Evaluate Pandas DataFrame against two string values

And as Ed Chum points out, you could use the isin method:

table['cond5'] = table['OPINION'].isin(['buy', 'neutral'])

isin checks for exact equality. Perhaps that would be easiest and most readable.

To fix

table["cond5"] = table.OPINION == "buy" or table.OPINION == "neutral"

use

table["cond5"] = (table['OPINION'] == "buy") | (table['OPINION'] == "neutral")

The parentheses are necessary because | has higher precedence (binding power) than ==.

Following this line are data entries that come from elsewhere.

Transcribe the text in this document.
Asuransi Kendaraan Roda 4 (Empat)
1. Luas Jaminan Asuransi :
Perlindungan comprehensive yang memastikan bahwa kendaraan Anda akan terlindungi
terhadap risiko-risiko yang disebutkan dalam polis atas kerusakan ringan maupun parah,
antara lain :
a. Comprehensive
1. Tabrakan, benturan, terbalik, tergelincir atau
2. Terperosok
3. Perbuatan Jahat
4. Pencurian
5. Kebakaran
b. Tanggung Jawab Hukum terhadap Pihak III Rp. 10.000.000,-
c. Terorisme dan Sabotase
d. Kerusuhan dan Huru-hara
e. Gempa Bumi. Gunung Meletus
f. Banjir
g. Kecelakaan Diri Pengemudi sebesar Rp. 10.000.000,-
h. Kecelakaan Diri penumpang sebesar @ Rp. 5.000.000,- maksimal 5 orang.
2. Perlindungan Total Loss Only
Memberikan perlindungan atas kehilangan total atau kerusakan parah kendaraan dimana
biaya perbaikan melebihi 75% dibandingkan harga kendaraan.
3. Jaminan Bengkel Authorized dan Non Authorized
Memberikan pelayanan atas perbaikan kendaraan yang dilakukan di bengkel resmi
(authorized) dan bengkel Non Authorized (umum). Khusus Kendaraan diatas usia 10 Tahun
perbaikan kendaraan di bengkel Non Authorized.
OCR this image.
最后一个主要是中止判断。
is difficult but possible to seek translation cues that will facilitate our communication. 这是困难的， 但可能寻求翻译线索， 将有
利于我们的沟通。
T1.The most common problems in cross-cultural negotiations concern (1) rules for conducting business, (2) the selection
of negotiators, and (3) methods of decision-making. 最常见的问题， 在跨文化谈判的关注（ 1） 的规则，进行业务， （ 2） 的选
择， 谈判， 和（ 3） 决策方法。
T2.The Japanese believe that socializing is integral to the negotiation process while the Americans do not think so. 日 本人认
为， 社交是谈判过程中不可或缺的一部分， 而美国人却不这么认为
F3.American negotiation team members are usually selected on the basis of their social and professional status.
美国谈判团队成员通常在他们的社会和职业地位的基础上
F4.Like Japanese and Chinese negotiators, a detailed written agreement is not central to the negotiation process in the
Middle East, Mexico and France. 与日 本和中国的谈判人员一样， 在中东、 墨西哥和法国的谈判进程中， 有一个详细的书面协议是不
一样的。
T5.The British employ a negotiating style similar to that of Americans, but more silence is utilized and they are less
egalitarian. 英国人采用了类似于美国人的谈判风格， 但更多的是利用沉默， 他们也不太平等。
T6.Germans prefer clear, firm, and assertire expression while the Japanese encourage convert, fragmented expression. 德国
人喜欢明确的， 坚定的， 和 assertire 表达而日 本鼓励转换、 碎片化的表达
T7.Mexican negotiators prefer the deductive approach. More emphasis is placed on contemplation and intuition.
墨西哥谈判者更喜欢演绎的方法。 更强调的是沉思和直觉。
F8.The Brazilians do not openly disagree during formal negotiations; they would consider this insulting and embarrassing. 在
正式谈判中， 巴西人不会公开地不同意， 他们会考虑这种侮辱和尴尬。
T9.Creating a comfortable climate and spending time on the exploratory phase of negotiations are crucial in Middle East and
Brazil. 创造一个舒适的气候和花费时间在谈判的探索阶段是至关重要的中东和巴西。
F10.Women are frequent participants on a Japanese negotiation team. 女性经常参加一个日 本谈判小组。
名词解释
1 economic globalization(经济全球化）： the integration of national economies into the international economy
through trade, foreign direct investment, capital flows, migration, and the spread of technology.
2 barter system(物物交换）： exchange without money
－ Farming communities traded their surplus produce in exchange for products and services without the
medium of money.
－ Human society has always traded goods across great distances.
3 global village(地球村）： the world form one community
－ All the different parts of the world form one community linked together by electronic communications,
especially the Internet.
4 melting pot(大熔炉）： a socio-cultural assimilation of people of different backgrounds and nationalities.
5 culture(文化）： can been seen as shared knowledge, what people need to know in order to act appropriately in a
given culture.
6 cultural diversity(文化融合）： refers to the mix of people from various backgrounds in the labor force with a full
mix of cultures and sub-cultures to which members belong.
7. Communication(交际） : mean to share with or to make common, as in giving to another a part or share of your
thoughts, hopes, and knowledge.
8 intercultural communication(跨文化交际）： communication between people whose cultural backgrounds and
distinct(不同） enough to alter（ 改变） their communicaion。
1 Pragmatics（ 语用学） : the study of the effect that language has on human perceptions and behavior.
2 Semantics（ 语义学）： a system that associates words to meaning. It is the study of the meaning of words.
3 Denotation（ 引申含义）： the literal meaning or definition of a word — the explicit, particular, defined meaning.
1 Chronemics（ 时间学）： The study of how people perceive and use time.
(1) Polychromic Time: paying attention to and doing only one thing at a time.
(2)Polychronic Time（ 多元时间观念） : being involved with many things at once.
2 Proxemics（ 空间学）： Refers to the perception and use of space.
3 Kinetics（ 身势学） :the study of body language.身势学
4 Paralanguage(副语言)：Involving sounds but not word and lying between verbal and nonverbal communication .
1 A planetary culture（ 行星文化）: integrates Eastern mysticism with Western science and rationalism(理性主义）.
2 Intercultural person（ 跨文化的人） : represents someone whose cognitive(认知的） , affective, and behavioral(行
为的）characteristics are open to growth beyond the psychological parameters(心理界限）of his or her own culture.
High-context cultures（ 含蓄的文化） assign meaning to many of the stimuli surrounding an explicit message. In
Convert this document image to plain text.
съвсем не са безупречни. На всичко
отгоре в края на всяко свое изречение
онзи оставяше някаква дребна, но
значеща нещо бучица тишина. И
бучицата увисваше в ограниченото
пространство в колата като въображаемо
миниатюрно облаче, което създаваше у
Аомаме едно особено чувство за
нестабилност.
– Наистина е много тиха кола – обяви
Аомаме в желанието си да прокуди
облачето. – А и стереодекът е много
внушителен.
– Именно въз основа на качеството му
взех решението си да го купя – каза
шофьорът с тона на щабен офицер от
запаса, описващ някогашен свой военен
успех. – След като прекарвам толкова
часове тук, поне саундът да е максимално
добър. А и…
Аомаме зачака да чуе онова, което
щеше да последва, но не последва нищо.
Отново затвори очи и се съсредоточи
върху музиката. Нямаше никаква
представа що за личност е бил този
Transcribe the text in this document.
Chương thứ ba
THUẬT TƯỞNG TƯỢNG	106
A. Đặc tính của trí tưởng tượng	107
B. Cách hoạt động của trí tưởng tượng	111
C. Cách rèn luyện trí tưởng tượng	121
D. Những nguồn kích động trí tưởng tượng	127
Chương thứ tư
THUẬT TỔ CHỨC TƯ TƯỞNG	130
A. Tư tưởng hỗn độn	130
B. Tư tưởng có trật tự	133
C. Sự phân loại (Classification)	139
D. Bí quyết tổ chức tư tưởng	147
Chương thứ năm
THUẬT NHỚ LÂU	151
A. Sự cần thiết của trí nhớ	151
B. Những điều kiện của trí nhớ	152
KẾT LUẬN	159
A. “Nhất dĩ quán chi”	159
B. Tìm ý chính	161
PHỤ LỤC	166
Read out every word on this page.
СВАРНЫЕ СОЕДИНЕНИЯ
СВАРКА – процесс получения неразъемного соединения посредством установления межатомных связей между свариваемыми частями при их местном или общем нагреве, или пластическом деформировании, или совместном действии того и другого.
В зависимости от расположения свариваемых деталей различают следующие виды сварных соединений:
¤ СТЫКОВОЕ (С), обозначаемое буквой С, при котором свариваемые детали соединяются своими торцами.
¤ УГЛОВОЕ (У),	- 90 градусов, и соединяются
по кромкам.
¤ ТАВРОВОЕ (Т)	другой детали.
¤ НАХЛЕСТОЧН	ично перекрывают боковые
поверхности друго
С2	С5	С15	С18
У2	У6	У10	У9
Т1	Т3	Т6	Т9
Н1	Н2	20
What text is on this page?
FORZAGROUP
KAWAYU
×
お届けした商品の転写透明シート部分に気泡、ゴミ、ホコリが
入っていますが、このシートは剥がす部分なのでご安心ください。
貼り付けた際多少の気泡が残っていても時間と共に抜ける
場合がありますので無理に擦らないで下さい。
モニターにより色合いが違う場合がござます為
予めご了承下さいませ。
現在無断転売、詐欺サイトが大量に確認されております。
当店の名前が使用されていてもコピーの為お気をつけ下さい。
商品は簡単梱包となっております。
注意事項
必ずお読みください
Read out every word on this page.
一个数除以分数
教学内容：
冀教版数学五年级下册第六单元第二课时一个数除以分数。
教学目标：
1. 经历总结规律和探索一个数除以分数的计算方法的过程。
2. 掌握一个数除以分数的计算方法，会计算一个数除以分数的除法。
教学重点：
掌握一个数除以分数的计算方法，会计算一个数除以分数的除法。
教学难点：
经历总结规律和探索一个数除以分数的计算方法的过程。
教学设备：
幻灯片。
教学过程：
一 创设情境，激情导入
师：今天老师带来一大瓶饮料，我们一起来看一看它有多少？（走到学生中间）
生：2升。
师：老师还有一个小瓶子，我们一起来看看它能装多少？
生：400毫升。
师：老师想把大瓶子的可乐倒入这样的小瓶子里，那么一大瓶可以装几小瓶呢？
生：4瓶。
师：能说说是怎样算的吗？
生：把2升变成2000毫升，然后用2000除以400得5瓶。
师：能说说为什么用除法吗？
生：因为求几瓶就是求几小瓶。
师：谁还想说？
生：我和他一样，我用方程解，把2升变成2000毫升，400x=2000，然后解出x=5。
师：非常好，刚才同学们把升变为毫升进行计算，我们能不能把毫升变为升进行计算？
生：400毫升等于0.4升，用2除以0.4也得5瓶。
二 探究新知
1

x or y requires x and y to be booleans.

(table['OPINION'] == "buy") or (table['OPINION'] == "neutral")

raises an error since Series can no be reduced to a single boolean value.

So instead use the logical-or operator |, which takes the or of the values in the Series element-wise.

Another alternative is

import numpy as np
table["cond5"] = np.logical_or.reduce([(table['OPINION'] == val) for val in ('buy', 'neutral')])

which might be useful if ('buy', 'neutral') were a longer tuple.

Yet another option is to use Pandas' vectorized string method, str.contains:

table["cond5"] = table['OPINION'].str.contains(r'buy|neutral')

str.contains performs a regex search for the pattern r'buy|neutral' in a Cythonized loop for each item in table['OPINION'].

Now how to decide which one to use? Here is a timeit benchmark using IPython:

In [10]: table = pd.DataFrame({'OPINION':np.random.choice(['buy','neutral','sell',''], size=10**6)})

In [11]: %timeit (table['OPINION'] == "buy") | (table['OPINION'] == "neutral")
10 loops, best of 3: 121 ms per loop

In [12]: %timeit np.logical_or.reduce([(table['OPINION'] == val) for val in ('buy', 'neutral')])
1 loops, best of 3: 204 ms per loop

In [13]: %timeit table['OPINION'].str.contains(r'buy|neutral')
1 loops, best of 3: 474 ms per loop

In [14]: %timeit table['OPINION'].isin(['buy', 'neutral'])
10 loops, best of 3: 40 ms per loop

So it looks like isin is fastest.